You say this gets called around 40K times. WHy? Is it in a cursor? If so do you really need a cursor. Couldn't you put the values you want for #name in a temp table and index it and then join to it?
select t.name, count(t.name)
from table t
join #name n on t.name = n.name
where NOT EXISTS (SELECT Code FROM ExcludedCodes WHERE Code = t.code)
group by t.name
That might get you all your results in one query and is almost certainly faster than 40K separate queries. Of course if you need the count of all the names, it's even simpleer
select t.name, count(t.name)
from table t
NOT EXISTS (SELECT Code FROM ExcludedCodes WHERE Code = t
group by t.name
NOT EXISTS typically performs better than NOT IN, but you should test it on your system.
SELECT #count = COUNT(Name)
FROM Table1 t
WHERE t.Name = #name AND NOT EXISTS (SELECT 1 FROM ExcludedCodes e WHERE e.Code = t.Code)

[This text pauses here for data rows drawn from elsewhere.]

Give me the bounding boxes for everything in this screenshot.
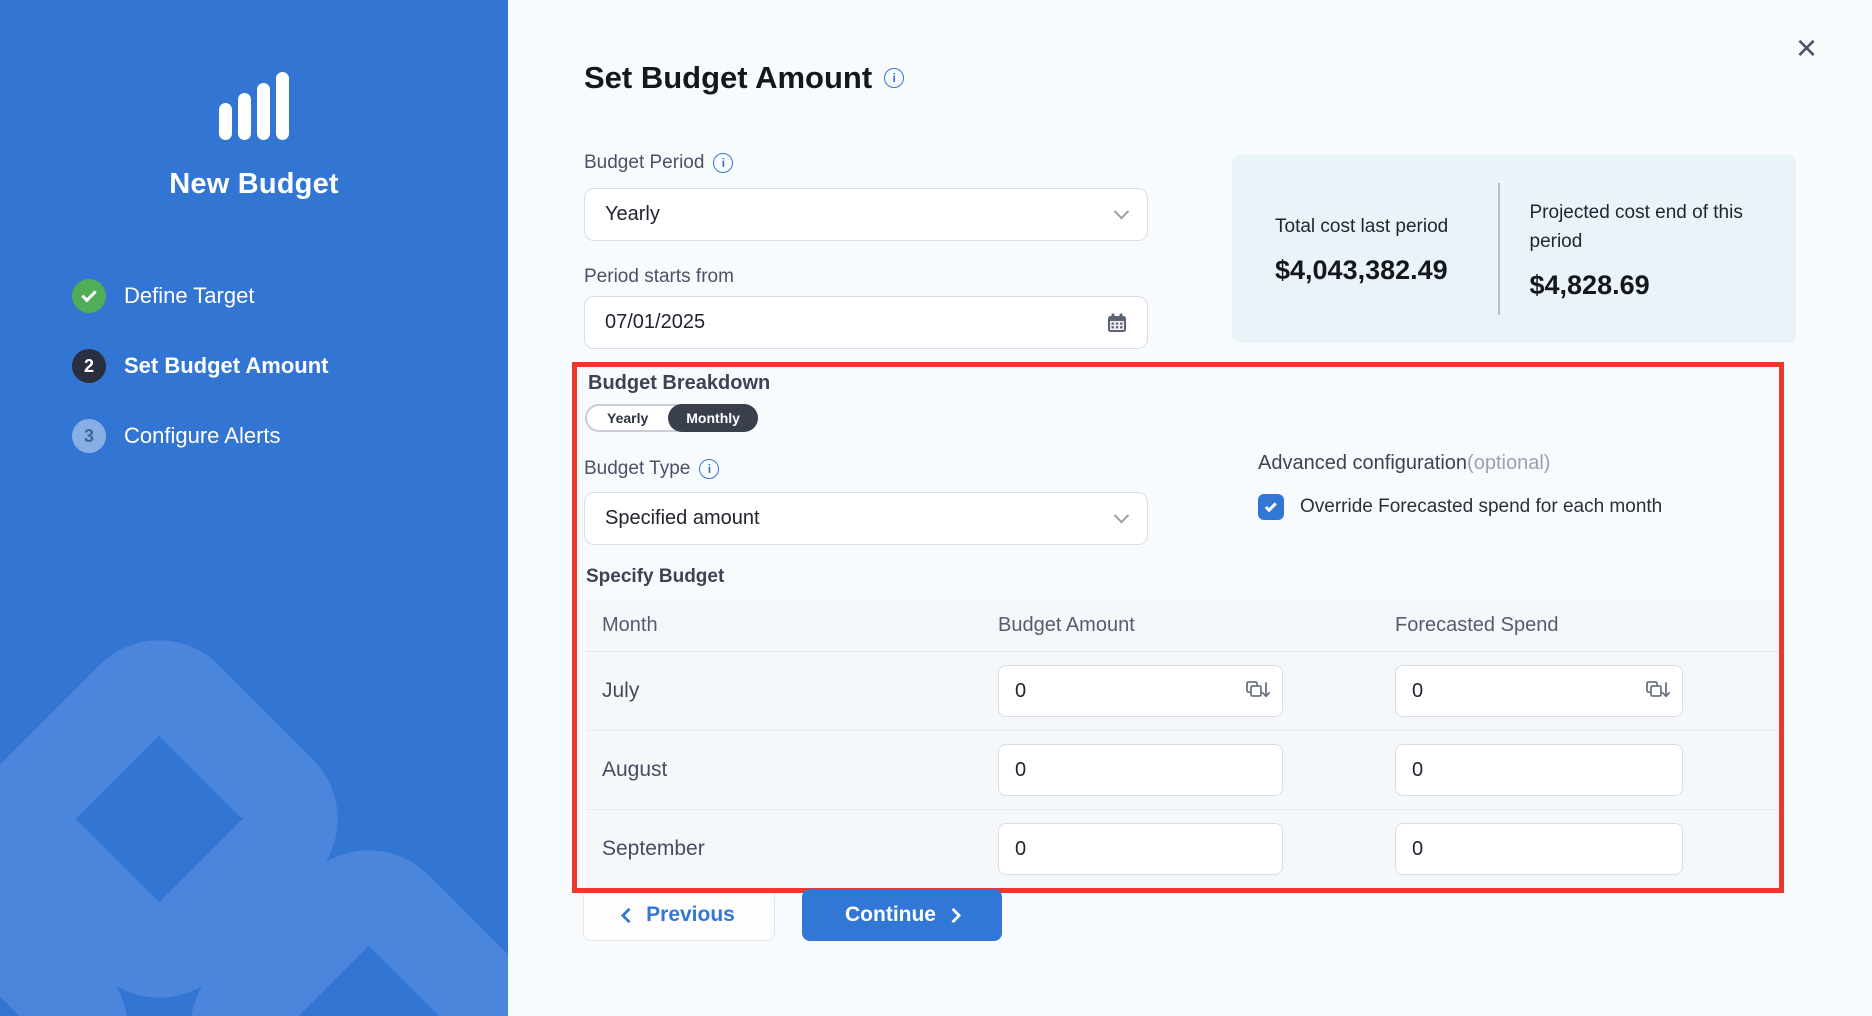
budget-amount-input-september[interactable] (998, 823, 1283, 875)
forecasted-spend-input-september[interactable] (1395, 823, 1683, 875)
table-row-september: September (586, 810, 1780, 888)
column-header-budget-amount: Budget Amount (998, 614, 1395, 637)
chevron-right-icon (946, 907, 962, 923)
table-row-july: July (586, 652, 1780, 731)
chevron-left-icon (621, 907, 637, 923)
wizard-title: New Budget (0, 168, 508, 201)
step-number-badge: 3 (72, 419, 106, 453)
wizard-steps: Define Target 2 Set Budget Amount 3 Conf… (72, 279, 329, 489)
budget-breakdown-toggle: Yearly Monthly (585, 404, 758, 432)
step-complete-check-icon (72, 279, 106, 313)
set-budget-panel: × Set Budget Amount i Budget Period i Ye… (508, 0, 1872, 1016)
budget-amount-input-july[interactable] (998, 665, 1283, 717)
wizard-sidebar: New Budget Define Target 2 Set Budget Am… (0, 0, 508, 1016)
toggle-option-yearly[interactable]: Yearly (587, 410, 668, 426)
period-start-input[interactable]: 07/01/2025 (584, 296, 1148, 349)
copy-down-icon[interactable] (1644, 679, 1670, 703)
column-header-month: Month (586, 614, 998, 637)
step-configure-alerts[interactable]: 3 Configure Alerts (72, 419, 329, 453)
step-define-target[interactable]: Define Target (72, 279, 329, 313)
month-label: August (586, 758, 998, 782)
column-header-forecasted-spend: Forecasted Spend (1395, 614, 1780, 637)
bar-chart-icon (0, 72, 508, 140)
info-icon[interactable]: i (713, 153, 733, 173)
period-start-label: Period starts from (584, 266, 734, 288)
calendar-icon[interactable] (1105, 311, 1129, 335)
chevron-down-icon (1114, 204, 1130, 220)
forecasted-spend-input-august[interactable] (1395, 744, 1683, 796)
specify-budget-table: Month Budget Amount Forecasted Spend Jul… (586, 600, 1780, 888)
total-cost-last-period: Total cost last period $4,043,382.49 (1275, 212, 1468, 286)
toggle-option-monthly[interactable]: Monthly (668, 404, 758, 432)
override-forecast-label: Override Forecasted spend for each month (1300, 496, 1662, 518)
budget-type-select[interactable]: Specified amount (584, 492, 1148, 545)
advanced-configuration-title: Advanced configuration(optional) (1258, 452, 1550, 475)
projected-cost-value: $4,828.69 (1530, 270, 1780, 301)
override-forecast-row: Override Forecasted spend for each month (1258, 494, 1662, 520)
table-row-august: August (586, 731, 1780, 810)
page-title: Set Budget Amount i (584, 60, 904, 96)
step-number-badge: 2 (72, 349, 106, 383)
copy-down-icon[interactable] (1244, 679, 1270, 703)
forecasted-spend-input-july[interactable] (1395, 665, 1683, 717)
info-icon[interactable]: i (884, 68, 904, 88)
divider (1498, 183, 1500, 315)
close-icon[interactable]: × (1796, 30, 1817, 66)
info-icon[interactable]: i (699, 459, 719, 479)
check-icon (1264, 500, 1276, 512)
budget-type-label: Budget Type i (584, 458, 719, 480)
previous-button[interactable]: Previous (583, 889, 775, 941)
table-header-row: Month Budget Amount Forecasted Spend (586, 600, 1780, 652)
step-set-budget-amount[interactable]: 2 Set Budget Amount (72, 349, 329, 383)
budget-amount-input-august[interactable] (998, 744, 1283, 796)
chevron-down-icon (1114, 508, 1130, 524)
specify-budget-label: Specify Budget (586, 566, 724, 588)
budget-period-label: Budget Period i (584, 152, 733, 174)
override-forecast-checkbox[interactable] (1258, 494, 1284, 520)
cost-summary-panel: Total cost last period $4,043,382.49 Pro… (1232, 155, 1796, 343)
month-label: July (586, 679, 998, 703)
total-cost-value: $4,043,382.49 (1275, 255, 1468, 286)
budget-breakdown-label: Budget Breakdown (588, 372, 770, 395)
projected-cost-end-period: Projected cost end of this period $4,828… (1530, 198, 1780, 301)
continue-button[interactable]: Continue (802, 889, 1002, 941)
month-label: September (586, 837, 998, 861)
budget-period-select[interactable]: Yearly (584, 188, 1148, 241)
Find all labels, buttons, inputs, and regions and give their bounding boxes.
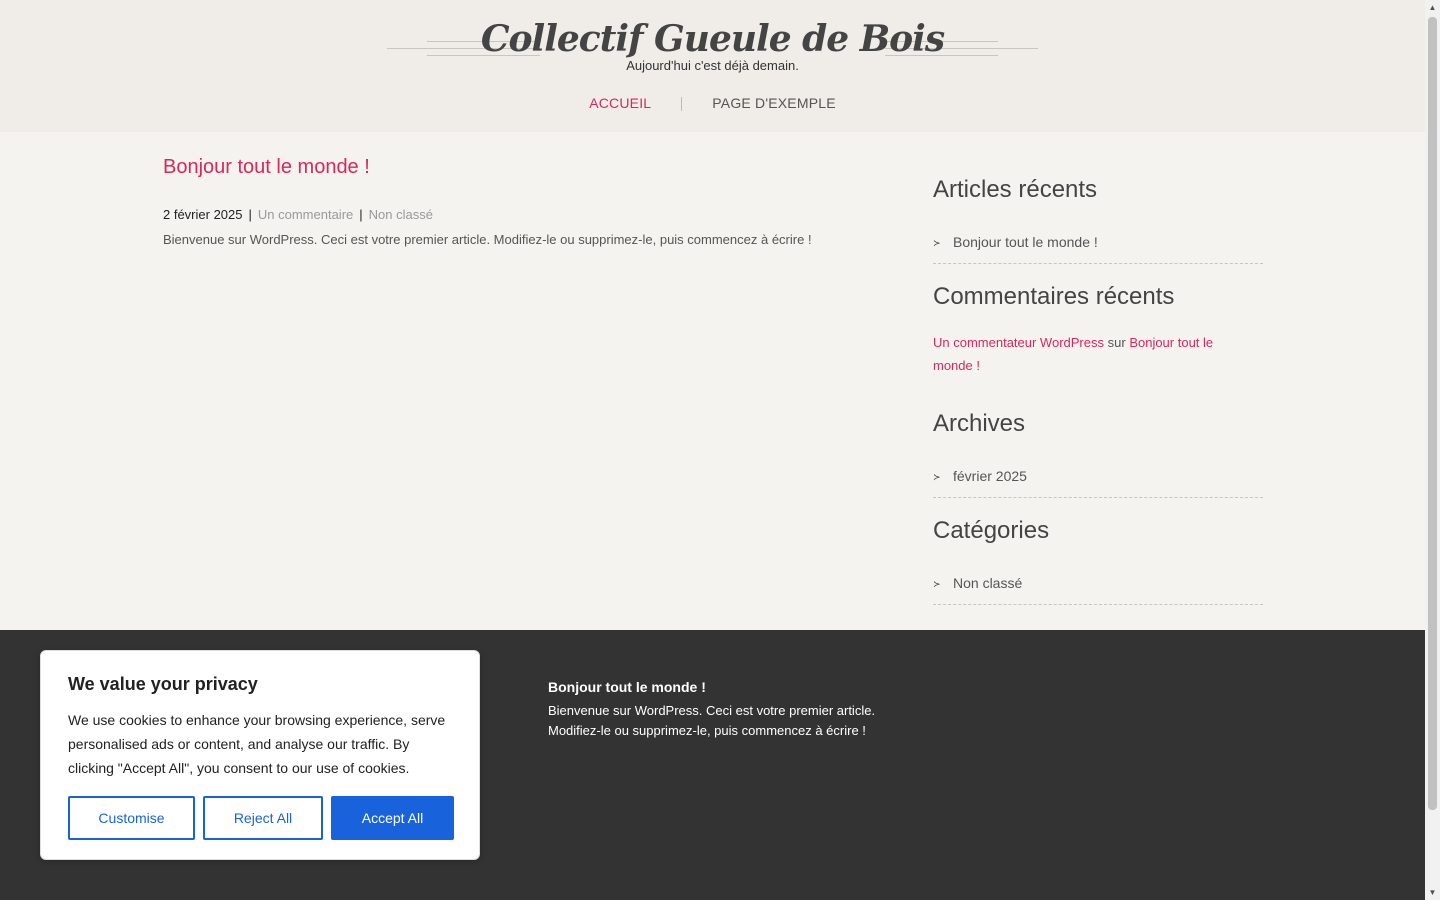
chevron-bullet-icon: ≻ <box>933 238 941 248</box>
comment-connector: sur <box>1107 335 1126 350</box>
post-excerpt: Bienvenue sur WordPress. Ceci est votre … <box>163 232 812 247</box>
footer-post-title[interactable]: Bonjour tout le monde ! <box>548 679 706 695</box>
post-date[interactable]: 2 février 2025 <box>163 207 243 222</box>
site-header: Collectif Gueule de Bois Aujourd'hui c'e… <box>0 0 1425 132</box>
widget-title-categories: Catégories <box>933 517 1050 544</box>
category-item[interactable]: ≻ Non classé <box>933 571 1263 605</box>
scroll-down-arrow-icon[interactable]: ▼ <box>1425 885 1440 900</box>
cookie-title: We value your privacy <box>68 674 258 694</box>
widget-title-archives: Archives <box>933 410 1026 437</box>
widget-title-recent-comments: Commentaires récents <box>933 283 1175 310</box>
site-tagline: Aujourd'hui c'est déjà demain. <box>626 58 799 73</box>
archive-item[interactable]: ≻ février 2025 <box>933 464 1263 498</box>
main-navigation: ACCUEIL PAGE D'EXEMPLE <box>0 95 1425 112</box>
recent-comment: Un commentateur WordPress sur Bonjour to… <box>933 331 1233 377</box>
chevron-bullet-icon: ≻ <box>933 579 941 589</box>
chevron-bullet-icon: ≻ <box>933 472 941 482</box>
scrollbar-thumb[interactable] <box>1428 17 1437 810</box>
recent-post-link[interactable]: Bonjour tout le monde ! <box>953 234 1098 250</box>
accept-all-button[interactable]: Accept All <box>331 796 454 840</box>
recent-post-item[interactable]: ≻ Bonjour tout le monde ! <box>933 230 1263 264</box>
site-branding: Collectif Gueule de Bois <box>0 14 1425 64</box>
widget-title-recent-posts: Articles récents <box>933 176 1098 203</box>
post-comments-link[interactable]: Un commentaire <box>258 207 353 222</box>
cookie-consent-banner: We value your privacy We use cookies to … <box>40 650 480 860</box>
reject-all-button[interactable]: Reject All <box>203 796 323 840</box>
nav-item-accueil[interactable]: ACCUEIL <box>559 95 681 111</box>
comment-author-link[interactable]: Un commentateur WordPress <box>933 335 1104 350</box>
cookie-description: We use cookies to enhance your browsing … <box>68 712 446 776</box>
scroll-up-arrow-icon[interactable]: ▲ <box>1425 0 1440 15</box>
customise-button[interactable]: Customise <box>68 796 195 840</box>
nav-item-page-exemple[interactable]: PAGE D'EXEMPLE <box>682 95 865 111</box>
site-title[interactable]: Collectif Gueule de Bois <box>481 14 945 64</box>
archive-link[interactable]: février 2025 <box>953 468 1027 484</box>
post-category-link[interactable]: Non classé <box>369 207 433 222</box>
post-meta: 2 février 2025 | Un commentaire | Non classé <box>163 207 433 222</box>
footer-post-text: Bienvenue sur WordPress. Ceci est votre … <box>548 703 876 738</box>
page-scrollbar[interactable]: ▲ ▼ <box>1425 0 1440 900</box>
category-link[interactable]: Non classé <box>953 575 1022 591</box>
post-title[interactable]: Bonjour tout le monde ! <box>163 156 370 179</box>
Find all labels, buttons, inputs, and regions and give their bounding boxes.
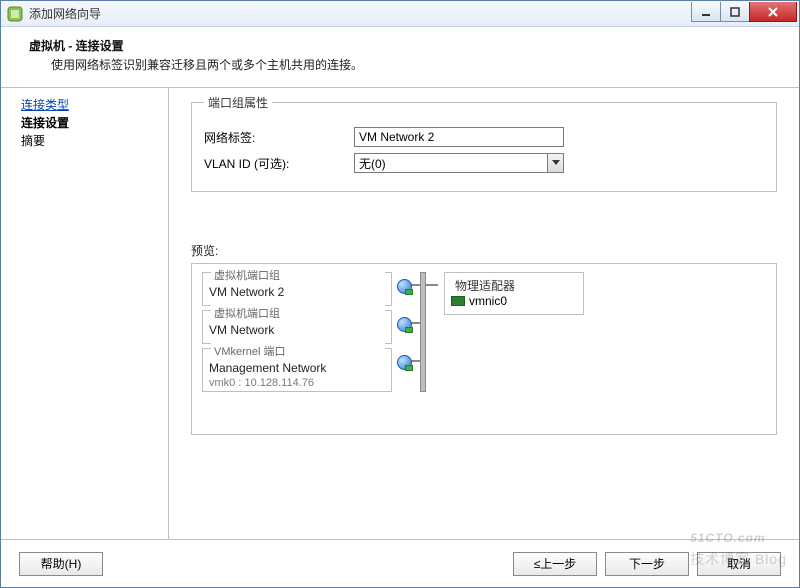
vmkernel-box: VMkernel 端口 Management Network vmk0 : 10… [202, 348, 392, 392]
step-connection-type[interactable]: 连接类型 [21, 96, 162, 114]
titlebar[interactable]: 添加网络向导 [1, 1, 799, 27]
portgroup-name: VM Network 2 [209, 285, 385, 299]
back-button[interactable]: ≤上一步 [513, 552, 597, 576]
vlan-id-value: 无(0) [359, 155, 386, 172]
wizard-window: 添加网络向导 虚拟机 - 连接设置 使用网络标签识别兼容迁移且两个或多个主机共用… [0, 0, 800, 588]
wizard-steps-sidebar: 连接类型 连接设置 摘要 [1, 88, 169, 540]
portgroup-type-label: 虚拟机端口组 [211, 305, 385, 321]
step-summary: 摘要 [21, 132, 162, 150]
vmkernel-type-label: VMkernel 端口 [211, 343, 385, 359]
cancel-button[interactable]: 取消 [697, 552, 781, 576]
portgroup-box: 虚拟机端口组 VM Network 2 [202, 272, 392, 306]
help-button[interactable]: 帮助(H) [19, 552, 103, 576]
close-button[interactable] [749, 2, 797, 22]
minimize-button[interactable] [691, 2, 721, 22]
window-title: 添加网络向导 [29, 5, 101, 22]
portgroup-properties-group: 端口组属性 网络标签: VLAN ID (可选): 无(0) [191, 94, 777, 192]
portgroup-name: VM Network [209, 323, 385, 337]
wizard-footer: 帮助(H) ≤上一步 下一步 取消 [1, 539, 799, 587]
chevron-down-icon [547, 154, 563, 172]
next-button[interactable]: 下一步 [605, 552, 689, 576]
portgroup-type-label: 虚拟机端口组 [211, 267, 385, 283]
physical-adapter-legend: 物理适配器 [451, 277, 577, 294]
preview-label: 预览: [191, 242, 777, 259]
network-icon [397, 355, 413, 371]
network-label-input[interactable] [354, 127, 564, 147]
nic-icon [451, 296, 465, 306]
page-subtitle: 使用网络标签识别兼容迁移且两个或多个主机共用的连接。 [29, 56, 779, 73]
vlan-id-select[interactable]: 无(0) [354, 153, 564, 173]
network-icon [397, 317, 413, 333]
window-buttons [692, 2, 797, 22]
physical-adapter-box: 物理适配器 vmnic0 [444, 272, 584, 315]
vmkernel-name: Management Network [209, 361, 385, 375]
vswitch-bus [420, 272, 426, 392]
step-connection-settings[interactable]: 连接设置 [21, 114, 162, 132]
connector [426, 284, 438, 286]
wizard-content: 端口组属性 网络标签: VLAN ID (可选): 无(0) 预览: [169, 88, 799, 540]
page-title: 虚拟机 - 连接设置 [29, 37, 779, 54]
vlan-id-label: VLAN ID (可选): [204, 155, 354, 172]
maximize-button[interactable] [720, 2, 750, 22]
app-icon [7, 6, 23, 22]
network-preview: 虚拟机端口组 VM Network 2 虚拟机端口组 VM Network VM… [191, 263, 777, 435]
network-label-label: 网络标签: [204, 129, 354, 146]
network-icon [397, 279, 413, 295]
wizard-header: 虚拟机 - 连接设置 使用网络标签识别兼容迁移且两个或多个主机共用的连接。 [1, 27, 799, 88]
vmkernel-ip: vmk0 : 10.128.114.76 [209, 377, 385, 389]
portgroup-box: 虚拟机端口组 VM Network [202, 310, 392, 344]
physical-nic-name: vmnic0 [469, 294, 507, 308]
portgroup-legend: 端口组属性 [204, 94, 272, 111]
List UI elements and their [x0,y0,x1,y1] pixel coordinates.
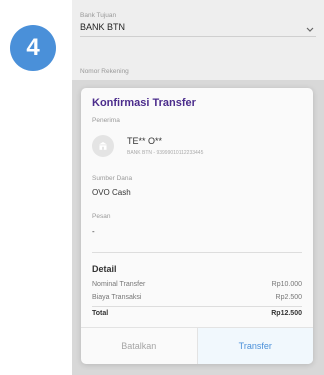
total-label: Total [92,310,109,317]
detail-row: Biaya Transaksi Rp2.500 [92,294,302,301]
recipient-label: Penerima [92,117,120,124]
row-label: Nominal Transfer [92,281,146,288]
bank-icon [92,135,114,157]
cancel-button[interactable]: Batalkan [81,328,197,364]
account-label: Nomor Rekening [80,68,129,75]
row-label: Biaya Transaksi [92,294,142,301]
total-divider [92,306,302,307]
recipient-account: BANK BTN - 93999010112233445 [127,150,204,156]
detail-title: Detail [92,264,117,274]
transfer-confirmation-dialog: Konfirmasi Transfer Penerima TE** O** BA… [81,88,313,364]
chevron-down-icon [306,26,314,35]
row-value: Rp2.500 [275,294,302,301]
account-number-field[interactable]: Nomor Rekening [80,68,316,75]
total-row: Total Rp12.500 [92,310,302,317]
transfer-button[interactable]: Transfer [196,328,313,364]
recipient-name: TE** O** [127,136,163,146]
message-value: - [92,227,95,236]
detail-row: Nominal Transfer Rp10.000 [92,281,302,288]
bank-select[interactable]: Bank Tujuan BANK BTN [80,12,316,37]
row-value: Rp10.000 [271,281,302,288]
total-value: Rp12.500 [271,310,302,317]
bank-underline [80,36,316,37]
source-value: OVO Cash [92,188,131,197]
phone-screen: Bank Tujuan BANK BTN Nomor Rekening Konf… [72,0,324,375]
dialog-actions: Batalkan Transfer [81,327,313,364]
dialog-title: Konfirmasi Transfer [92,97,196,109]
source-label: Sumber Dana [92,175,133,182]
section-divider [92,252,302,253]
bank-value: BANK BTN [80,22,126,32]
step-badge: 4 [10,25,56,71]
message-label: Pesan [92,213,111,220]
bank-label: Bank Tujuan [80,12,117,19]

Without knowing more about your query it's tough to supply concrete optimization suggestions (i.e. code suitable for copy/paste). Does it really need to run 40,000 times? Sounds like your stored procedure needs reworking, if that's feasible. You could exec the above once at the start of the proc and insert the results in a temp table, which can keep the indexes from Table1, and then join on that instead of running this query.
This particular bit might not even be the bottleneck that makes your query run 27 minutes. For example, are you using a cursor over those 90 million rows, or scalar valued UDFs in your WHERE clauses?
Have you thought about doing the query once and populating the data in a table variable or temp table? Something like
insert into #temp (name, Namecount)
values Name, Count(name)
from table1
where name not in(select code from excludedcodes)
group by name
And don't forget that you could possibly use a filtered index as long as the excluded codes table is somewhat static.
Start evaluating the execution plan. Which is the heaviest part to compute?
Regarding the relation between the two tables, use a JOIN on indexed columns: indexes will optimize query execution.